Borehole Nuclear Magnetic Resonance Estimation of Specific Yield in a Fractured Granite Aquifer.

Abstract

In this study, we introduce a novel field-based method to estimate specific yield (Sy) in fractured, low-porosity granite aquifers using borehole nuclear magnetic resonance (bNMR). This method requires collecting a bNMR survey immediately following a pump test, which dewaters the near-borehole fractures. The residual water content measured from bNMR is interpreted as "bound" and represents the specific retention (Sr) while the water drained by the pump is the Sy. The transverse relaxation cutoff time (T2C) is the length of time that partitions the total porosity measured by bNMR into Sr and Sy.

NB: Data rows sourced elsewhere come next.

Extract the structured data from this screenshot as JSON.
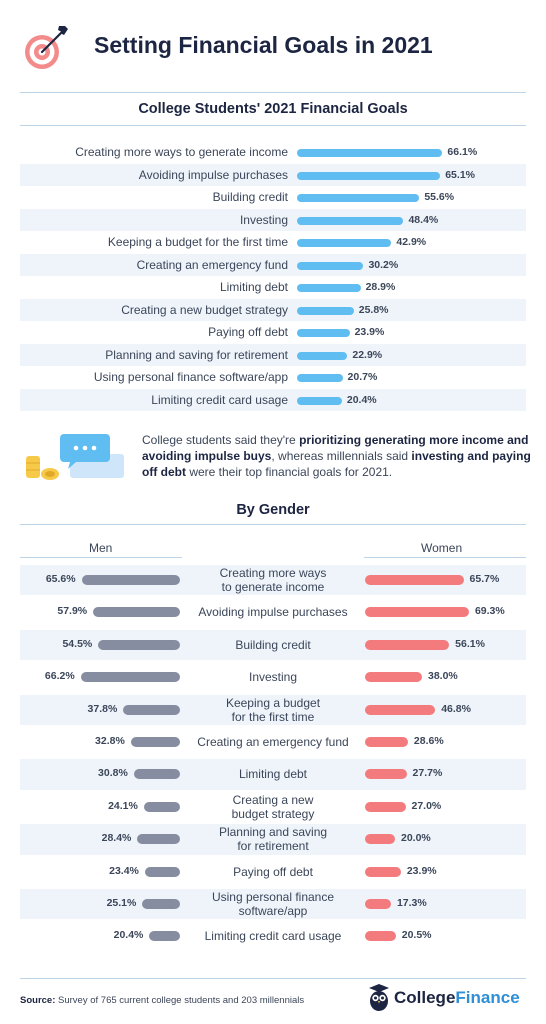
{
  "title": "Setting Financial Goals in 2021",
  "section1_title": "College Students' 2021 Financial Goals",
  "section2_title": "By Gender",
  "note": {
    "pre": "College students said they're ",
    "bold1": "prioritizing generating more income and avoiding impulse buys",
    "mid": ", whereas millennials said ",
    "bold2": "investing and paying off debt",
    "post": " were their top financial goals for 2021."
  },
  "gender_headers": {
    "men": "Men",
    "women": "Women"
  },
  "footer": {
    "source_label": "Source:",
    "source_text": " Survey of 765 current college students and 203 millennials",
    "brand_part1": "College",
    "brand_part2": "Finance"
  },
  "colors": {
    "goal_bar": "#5fbdf2",
    "men_bar": "#878da0",
    "women_bar": "#f37b7e",
    "row_band": "#eef4fa",
    "title": "#1c2541"
  },
  "icons": [
    "target-arrow-icon",
    "chat-bubbles-icon",
    "coins-icon",
    "owl-icon"
  ],
  "chart_data": [
    {
      "type": "bar",
      "orientation": "horizontal",
      "title": "College Students' 2021 Financial Goals",
      "unit": "%",
      "categories": [
        "Creating more ways to generate income",
        "Avoiding impulse purchases",
        "Building credit",
        "Investing",
        "Keeping a budget for the first time",
        "Creating an emergency fund",
        "Limiting debt",
        "Creating a new budget strategy",
        "Paying off debt",
        "Planning and saving for retirement",
        "Using personal finance software/app",
        "Limiting credit card usage"
      ],
      "values": [
        66.1,
        65.1,
        55.6,
        48.4,
        42.9,
        30.2,
        28.9,
        25.8,
        23.9,
        22.9,
        20.7,
        20.4
      ],
      "labels": [
        "66.1%",
        "65.1%",
        "55.6%",
        "48.4%",
        "42.9%",
        "30.2%",
        "28.9%",
        "25.8%",
        "23.9%",
        "22.9%",
        "20.7%",
        "20.4%"
      ]
    },
    {
      "type": "bar",
      "orientation": "diverging",
      "title": "By Gender",
      "unit": "%",
      "categories": [
        "Creating more ways to generate income",
        "Avoiding impulse purchases",
        "Building credit",
        "Investing",
        "Keeping a budget for the first time",
        "Creating an emergency fund",
        "Limiting debt",
        "Creating a new budget strategy",
        "Planning and saving for retirement",
        "Paying off debt",
        "Using personal finance software/app",
        "Limiting credit card usage"
      ],
      "display_labels": [
        [
          "Creating more ways",
          "to generate income"
        ],
        [
          "Avoiding impulse purchases"
        ],
        [
          "Building credit"
        ],
        [
          "Investing"
        ],
        [
          "Keeping a budget",
          "for the first time"
        ],
        [
          "Creating an emergency fund"
        ],
        [
          "Limiting debt"
        ],
        [
          "Creating a new",
          "budget strategy"
        ],
        [
          "Planning and saving",
          "for retirement"
        ],
        [
          "Paying off debt"
        ],
        [
          "Using personal finance",
          "software/app"
        ],
        [
          "Limiting credit card usage"
        ]
      ],
      "series": [
        {
          "name": "Men",
          "values": [
            65.6,
            57.9,
            54.5,
            66.2,
            37.8,
            32.8,
            30.8,
            24.1,
            28.4,
            23.4,
            25.1,
            20.4
          ],
          "labels": [
            "65.6%",
            "57.9%",
            "54.5%",
            "66.2%",
            "37.8%",
            "32.8%",
            "30.8%",
            "24.1%",
            "28.4%",
            "23.4%",
            "25.1%",
            "20.4%"
          ]
        },
        {
          "name": "Women",
          "values": [
            65.7,
            69.3,
            56.1,
            38.0,
            46.8,
            28.6,
            27.7,
            27.0,
            20.0,
            23.9,
            17.3,
            20.5
          ],
          "labels": [
            "65.7%",
            "69.3%",
            "56.1%",
            "38.0%",
            "46.8%",
            "28.6%",
            "27.7%",
            "27.0%",
            "20.0%",
            "23.9%",
            "17.3%",
            "20.5%"
          ]
        }
      ]
    }
  ]
}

When applying a calibrated T2C, Sy equals the bNMR total porosity minus Sr; thus, a calibrated T2C is required to determine Sy directly from NMR results. Based on laboratory experiments on sandstone cores, the default T2C is 33 ms; however, its applicability to fractured granite aquifers is uncertain. The optimal T2C based on our pumping test is 110 ± 25 ms. Applying this calibrated T2C on a saturated, A-type granite at our field site, we estimate the Sy to be 0.012 ± 0.005 m3 m-3 which is significantly different from the Sy (0.021 ± 0.005 m3 m-3) estimate using the default T2C of 33 ms. This Sy estimate falls within a range determined using traditional hydraulic testing at the same site. Using the conventional T2C (33 ms) for fractured granite leads to an inaccurate Sy; therefore, it is essential to calibrate the bNMR T2C for the local site conditions prior to estimating Sy.